Rachel Rosenthal et al suggested the diverse TME impact upon neoantigen presentation, as well as the tumor-specific mechanisms leading to immune escape48. The disruption of tumor antigen presentation was a significant pathway to promote immune escape. Antigen presentation cells (APC) such as dendritic cells and macrophages were up-regulated in TME cluster B and the ratio of activated DC/inhibited DC was also higher in cluster B, so, we speculated the cluster with lower infiltration pattern could lead to immune escape via the down-regulation of active APC. Some specific genes in the APM process including PSMB5, PSMB6, PSMB7, PSMB8, PSMB9, PSMB10, TAP1, TAP2, ERAP2, CANX, CALR, PDIA3, TAPBP, B2M, HLA-A, HLA-B, and HLA-C could predict the efficiency of this antigen-processing and presenting steps based on previous studies (46). Therefore, identification of such genes might lead to further insight into the complex interaction between tumor cells and the immune system and thus facilitate the development of personalized immune therapeutic regimens and enhance the response rate of immune checkpoint inhibitors in LUSC patients.
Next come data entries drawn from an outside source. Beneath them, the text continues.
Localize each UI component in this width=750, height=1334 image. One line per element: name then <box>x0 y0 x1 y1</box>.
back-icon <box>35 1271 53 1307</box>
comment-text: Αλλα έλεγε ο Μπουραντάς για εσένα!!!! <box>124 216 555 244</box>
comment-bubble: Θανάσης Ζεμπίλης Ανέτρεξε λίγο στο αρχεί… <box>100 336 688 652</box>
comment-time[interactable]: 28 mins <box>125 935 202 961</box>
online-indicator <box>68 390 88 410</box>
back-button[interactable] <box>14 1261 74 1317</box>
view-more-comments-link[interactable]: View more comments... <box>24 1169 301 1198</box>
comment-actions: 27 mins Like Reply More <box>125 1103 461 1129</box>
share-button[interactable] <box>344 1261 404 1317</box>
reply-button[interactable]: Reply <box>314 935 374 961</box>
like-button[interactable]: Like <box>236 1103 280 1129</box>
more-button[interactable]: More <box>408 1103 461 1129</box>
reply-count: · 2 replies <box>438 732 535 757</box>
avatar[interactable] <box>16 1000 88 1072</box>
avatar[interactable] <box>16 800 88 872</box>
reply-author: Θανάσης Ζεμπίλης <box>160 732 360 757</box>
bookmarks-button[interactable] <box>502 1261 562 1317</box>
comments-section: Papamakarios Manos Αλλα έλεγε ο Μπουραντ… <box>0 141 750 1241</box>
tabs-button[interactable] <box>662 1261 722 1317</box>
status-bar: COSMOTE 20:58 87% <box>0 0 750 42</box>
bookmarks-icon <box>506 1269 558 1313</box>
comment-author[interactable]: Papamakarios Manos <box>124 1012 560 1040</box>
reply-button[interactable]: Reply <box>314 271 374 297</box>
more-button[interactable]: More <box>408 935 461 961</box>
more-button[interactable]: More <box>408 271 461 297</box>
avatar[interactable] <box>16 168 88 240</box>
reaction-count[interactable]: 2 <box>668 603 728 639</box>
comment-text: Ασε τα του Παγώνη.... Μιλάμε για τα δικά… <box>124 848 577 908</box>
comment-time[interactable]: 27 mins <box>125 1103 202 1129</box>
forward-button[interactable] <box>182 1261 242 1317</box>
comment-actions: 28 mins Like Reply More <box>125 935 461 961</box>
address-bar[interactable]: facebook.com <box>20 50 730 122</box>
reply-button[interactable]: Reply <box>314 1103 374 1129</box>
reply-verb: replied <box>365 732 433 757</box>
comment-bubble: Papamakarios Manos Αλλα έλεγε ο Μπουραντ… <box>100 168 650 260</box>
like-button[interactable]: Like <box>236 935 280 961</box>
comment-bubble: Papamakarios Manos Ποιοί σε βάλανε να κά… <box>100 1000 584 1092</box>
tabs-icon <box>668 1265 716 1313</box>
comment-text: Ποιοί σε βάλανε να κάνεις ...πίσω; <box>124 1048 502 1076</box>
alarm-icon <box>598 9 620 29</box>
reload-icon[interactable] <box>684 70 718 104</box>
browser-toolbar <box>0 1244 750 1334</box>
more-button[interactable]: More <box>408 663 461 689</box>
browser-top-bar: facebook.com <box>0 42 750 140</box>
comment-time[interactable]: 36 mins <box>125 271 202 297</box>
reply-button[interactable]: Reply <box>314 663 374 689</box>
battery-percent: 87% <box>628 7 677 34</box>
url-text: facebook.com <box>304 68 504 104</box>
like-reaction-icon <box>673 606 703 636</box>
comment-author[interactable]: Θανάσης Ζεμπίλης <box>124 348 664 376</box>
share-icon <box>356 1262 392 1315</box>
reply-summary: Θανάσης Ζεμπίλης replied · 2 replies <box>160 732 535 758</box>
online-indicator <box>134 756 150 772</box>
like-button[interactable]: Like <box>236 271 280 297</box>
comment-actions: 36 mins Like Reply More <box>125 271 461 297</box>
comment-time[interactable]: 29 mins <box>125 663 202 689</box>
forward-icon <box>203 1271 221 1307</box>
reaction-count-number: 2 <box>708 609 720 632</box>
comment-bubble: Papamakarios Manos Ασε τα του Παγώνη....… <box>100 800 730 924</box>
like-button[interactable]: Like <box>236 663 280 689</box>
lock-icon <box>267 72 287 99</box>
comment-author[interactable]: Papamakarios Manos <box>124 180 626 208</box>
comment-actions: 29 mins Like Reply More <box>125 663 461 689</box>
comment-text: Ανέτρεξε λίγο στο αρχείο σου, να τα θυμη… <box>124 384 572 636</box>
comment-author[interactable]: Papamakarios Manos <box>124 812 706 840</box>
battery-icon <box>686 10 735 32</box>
There were several limitations to our study. First, accessible gene-expression data of patients who received immunotherapy is insufficient currently, so we can’t validate our findings in patients who received immunotherapy. Second, most of the tumor samples from TCGA and GEO were single-loci. Given the spatial heterogeneity of intratumor immunoreactivity, the exploration of the multi-foci sample is still warranted. Besides, the study was a retrospective descriptive study. In summary, by machine learning methods and multi-omics profiling, our large-cohort study still described a comprehensive landscape of LUSC immune infiltration patterns and integrated biomarkers associated with distinct immunophenotypes, thus explored the interaction between tumors and immune microenvironment, which may guide a more precise and personalized immune therapeutic strategy for LUSC patients.